Er hatte damals von Senior Expert Service gehört. Die Bonner Stiftung vermittelt weltweit 'Experten im aktiven Ruhestand', wie sie schreiben. Die Rentner und Pensionäre bilden in anderen Ländern ehrenamtlich Fachkräfte und Manager aus, helfen Mittelständlern mit ihrer Erfahrung in schwierigen Situationen. Die Unternehmen vor Ort müssen lediglich eine Vermittlungsgebühr und die Kosten für die Reise und Verpflegung der Senioren-Experten zahlen. Nicht umsonst, aber im Vergleich zu professionellen Unternehmensberatungen fast nichts.

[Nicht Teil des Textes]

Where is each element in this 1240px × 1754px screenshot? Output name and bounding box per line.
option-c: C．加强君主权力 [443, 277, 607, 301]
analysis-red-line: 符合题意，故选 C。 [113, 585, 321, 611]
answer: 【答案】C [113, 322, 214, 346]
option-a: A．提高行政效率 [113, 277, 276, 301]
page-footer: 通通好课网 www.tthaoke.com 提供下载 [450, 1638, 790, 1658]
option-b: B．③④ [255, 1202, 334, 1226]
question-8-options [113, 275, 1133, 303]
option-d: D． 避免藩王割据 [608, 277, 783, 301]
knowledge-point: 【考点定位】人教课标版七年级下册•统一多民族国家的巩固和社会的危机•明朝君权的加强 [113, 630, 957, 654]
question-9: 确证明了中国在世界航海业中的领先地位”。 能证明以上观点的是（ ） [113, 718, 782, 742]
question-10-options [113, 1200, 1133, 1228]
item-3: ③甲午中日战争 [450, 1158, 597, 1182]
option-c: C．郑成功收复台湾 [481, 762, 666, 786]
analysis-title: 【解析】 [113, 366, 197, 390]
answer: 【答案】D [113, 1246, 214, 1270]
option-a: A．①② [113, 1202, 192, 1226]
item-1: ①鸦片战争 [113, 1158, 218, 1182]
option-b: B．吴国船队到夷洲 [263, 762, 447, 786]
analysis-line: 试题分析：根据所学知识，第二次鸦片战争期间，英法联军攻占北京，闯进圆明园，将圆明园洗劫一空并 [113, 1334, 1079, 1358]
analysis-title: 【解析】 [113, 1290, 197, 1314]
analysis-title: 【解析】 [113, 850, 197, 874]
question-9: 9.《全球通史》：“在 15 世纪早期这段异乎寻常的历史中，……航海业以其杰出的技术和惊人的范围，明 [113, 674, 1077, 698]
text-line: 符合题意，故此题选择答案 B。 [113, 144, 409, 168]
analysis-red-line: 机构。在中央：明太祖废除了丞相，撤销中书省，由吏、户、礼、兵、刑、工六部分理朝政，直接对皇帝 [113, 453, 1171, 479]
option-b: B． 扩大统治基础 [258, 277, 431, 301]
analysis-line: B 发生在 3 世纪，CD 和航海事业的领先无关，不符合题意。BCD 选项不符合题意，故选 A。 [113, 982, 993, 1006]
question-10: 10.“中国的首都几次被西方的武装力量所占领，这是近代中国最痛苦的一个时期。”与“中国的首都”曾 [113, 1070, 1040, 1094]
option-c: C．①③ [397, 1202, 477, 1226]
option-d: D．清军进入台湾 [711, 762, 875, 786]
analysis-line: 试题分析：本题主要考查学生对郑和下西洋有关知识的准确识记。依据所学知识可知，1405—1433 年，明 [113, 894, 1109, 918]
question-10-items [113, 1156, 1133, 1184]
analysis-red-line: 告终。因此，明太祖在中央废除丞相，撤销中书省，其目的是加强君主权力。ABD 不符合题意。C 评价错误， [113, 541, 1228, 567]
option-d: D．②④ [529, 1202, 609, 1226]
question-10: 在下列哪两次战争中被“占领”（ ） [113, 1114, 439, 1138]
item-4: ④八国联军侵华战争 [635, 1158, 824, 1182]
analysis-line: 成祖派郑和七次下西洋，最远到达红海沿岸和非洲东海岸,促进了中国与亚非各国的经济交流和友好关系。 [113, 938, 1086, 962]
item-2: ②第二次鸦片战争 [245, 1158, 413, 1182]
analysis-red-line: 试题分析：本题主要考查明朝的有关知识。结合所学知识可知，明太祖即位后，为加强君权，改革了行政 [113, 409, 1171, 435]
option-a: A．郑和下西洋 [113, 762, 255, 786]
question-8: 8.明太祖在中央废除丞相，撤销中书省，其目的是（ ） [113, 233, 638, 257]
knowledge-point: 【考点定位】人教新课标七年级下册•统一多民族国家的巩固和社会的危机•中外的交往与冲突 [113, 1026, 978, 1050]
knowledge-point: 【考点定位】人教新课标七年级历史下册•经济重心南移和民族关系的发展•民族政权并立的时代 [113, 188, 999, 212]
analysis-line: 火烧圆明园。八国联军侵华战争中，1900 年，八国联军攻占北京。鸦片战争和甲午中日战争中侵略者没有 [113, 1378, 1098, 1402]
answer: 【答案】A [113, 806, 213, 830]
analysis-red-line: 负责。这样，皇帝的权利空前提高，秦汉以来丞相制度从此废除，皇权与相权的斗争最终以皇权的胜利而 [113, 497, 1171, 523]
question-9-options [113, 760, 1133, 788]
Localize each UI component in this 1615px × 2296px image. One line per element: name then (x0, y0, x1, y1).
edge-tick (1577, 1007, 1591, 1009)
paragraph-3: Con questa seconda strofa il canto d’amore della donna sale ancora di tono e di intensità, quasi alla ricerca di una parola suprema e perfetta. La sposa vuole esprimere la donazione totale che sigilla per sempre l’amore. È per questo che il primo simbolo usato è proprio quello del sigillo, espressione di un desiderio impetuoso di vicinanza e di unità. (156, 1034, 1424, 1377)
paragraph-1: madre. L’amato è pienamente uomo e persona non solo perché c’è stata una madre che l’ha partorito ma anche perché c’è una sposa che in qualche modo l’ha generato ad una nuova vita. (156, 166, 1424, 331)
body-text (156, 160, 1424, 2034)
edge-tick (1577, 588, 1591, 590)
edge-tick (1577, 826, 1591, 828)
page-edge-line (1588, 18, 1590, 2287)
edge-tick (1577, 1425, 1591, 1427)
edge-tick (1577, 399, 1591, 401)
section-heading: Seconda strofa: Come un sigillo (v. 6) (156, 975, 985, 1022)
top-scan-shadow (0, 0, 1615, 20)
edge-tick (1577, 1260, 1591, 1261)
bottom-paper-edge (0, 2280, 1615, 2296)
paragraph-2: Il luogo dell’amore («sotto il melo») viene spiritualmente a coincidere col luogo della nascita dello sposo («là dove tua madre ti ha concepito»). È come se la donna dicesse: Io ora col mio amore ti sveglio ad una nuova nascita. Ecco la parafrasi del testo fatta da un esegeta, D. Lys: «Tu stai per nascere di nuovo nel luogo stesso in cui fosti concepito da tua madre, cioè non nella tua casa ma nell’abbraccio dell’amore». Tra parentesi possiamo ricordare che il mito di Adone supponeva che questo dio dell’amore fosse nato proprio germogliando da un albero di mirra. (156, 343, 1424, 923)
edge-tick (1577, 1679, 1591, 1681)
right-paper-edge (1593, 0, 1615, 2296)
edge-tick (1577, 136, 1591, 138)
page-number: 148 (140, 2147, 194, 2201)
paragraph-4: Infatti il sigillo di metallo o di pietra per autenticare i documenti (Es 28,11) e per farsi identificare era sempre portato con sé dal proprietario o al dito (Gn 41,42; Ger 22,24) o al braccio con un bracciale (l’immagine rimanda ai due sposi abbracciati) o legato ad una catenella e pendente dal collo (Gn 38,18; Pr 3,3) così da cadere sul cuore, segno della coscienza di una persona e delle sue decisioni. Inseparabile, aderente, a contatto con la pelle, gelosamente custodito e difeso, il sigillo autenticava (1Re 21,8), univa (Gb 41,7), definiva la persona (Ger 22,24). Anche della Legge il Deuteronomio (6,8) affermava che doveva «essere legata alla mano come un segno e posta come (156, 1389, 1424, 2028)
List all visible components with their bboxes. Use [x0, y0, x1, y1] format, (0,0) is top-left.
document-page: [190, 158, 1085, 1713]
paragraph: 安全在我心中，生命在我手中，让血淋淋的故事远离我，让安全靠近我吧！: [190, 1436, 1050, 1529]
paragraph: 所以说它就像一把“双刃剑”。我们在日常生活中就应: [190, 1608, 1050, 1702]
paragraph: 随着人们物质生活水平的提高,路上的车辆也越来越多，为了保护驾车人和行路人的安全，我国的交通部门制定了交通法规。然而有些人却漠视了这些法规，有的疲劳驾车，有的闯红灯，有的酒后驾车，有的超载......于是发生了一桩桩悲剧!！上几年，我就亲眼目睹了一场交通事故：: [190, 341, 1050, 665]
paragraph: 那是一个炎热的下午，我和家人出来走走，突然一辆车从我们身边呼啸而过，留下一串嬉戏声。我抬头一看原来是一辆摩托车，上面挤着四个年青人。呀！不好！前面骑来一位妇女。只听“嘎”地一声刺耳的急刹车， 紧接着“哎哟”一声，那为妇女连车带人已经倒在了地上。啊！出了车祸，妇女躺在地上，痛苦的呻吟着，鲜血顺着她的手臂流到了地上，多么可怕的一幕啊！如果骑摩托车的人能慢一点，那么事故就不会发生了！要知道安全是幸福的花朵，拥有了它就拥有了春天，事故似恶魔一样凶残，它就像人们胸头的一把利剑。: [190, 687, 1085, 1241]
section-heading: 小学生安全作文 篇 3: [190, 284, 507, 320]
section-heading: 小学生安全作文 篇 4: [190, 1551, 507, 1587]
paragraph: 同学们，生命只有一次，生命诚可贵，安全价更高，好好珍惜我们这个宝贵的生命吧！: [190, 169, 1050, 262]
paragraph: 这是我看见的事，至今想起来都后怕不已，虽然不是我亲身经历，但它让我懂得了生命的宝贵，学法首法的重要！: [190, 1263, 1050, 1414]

Wöhrmann sieht als ehrenamtlicher Berater zunächst Indien, dann Bosnien-Herzegowina, schließlich Polen. 'Danach hat meine Frau gesagt, ich soll mir was in der Nähe suchen.' Seit 2002 ist Wöhrmann bei den Aktiv-Senioren Bayern. Das Prinzip des 1984 gegründeten Vereins ist dem Senior Expert Service ähnlich. Die Berater bekommen für ihre Mühe kein Geld, die Kunden zahlen einen Kostenbeitrag an den Verein: meist zwischen 100 und 150 Euro pro Auftrag. Ein Betrag, für den normale Unternehmensberater nur wenige Minuten arbeiten würden. Normale Unternehmensberater wie Sebastian Fuchs.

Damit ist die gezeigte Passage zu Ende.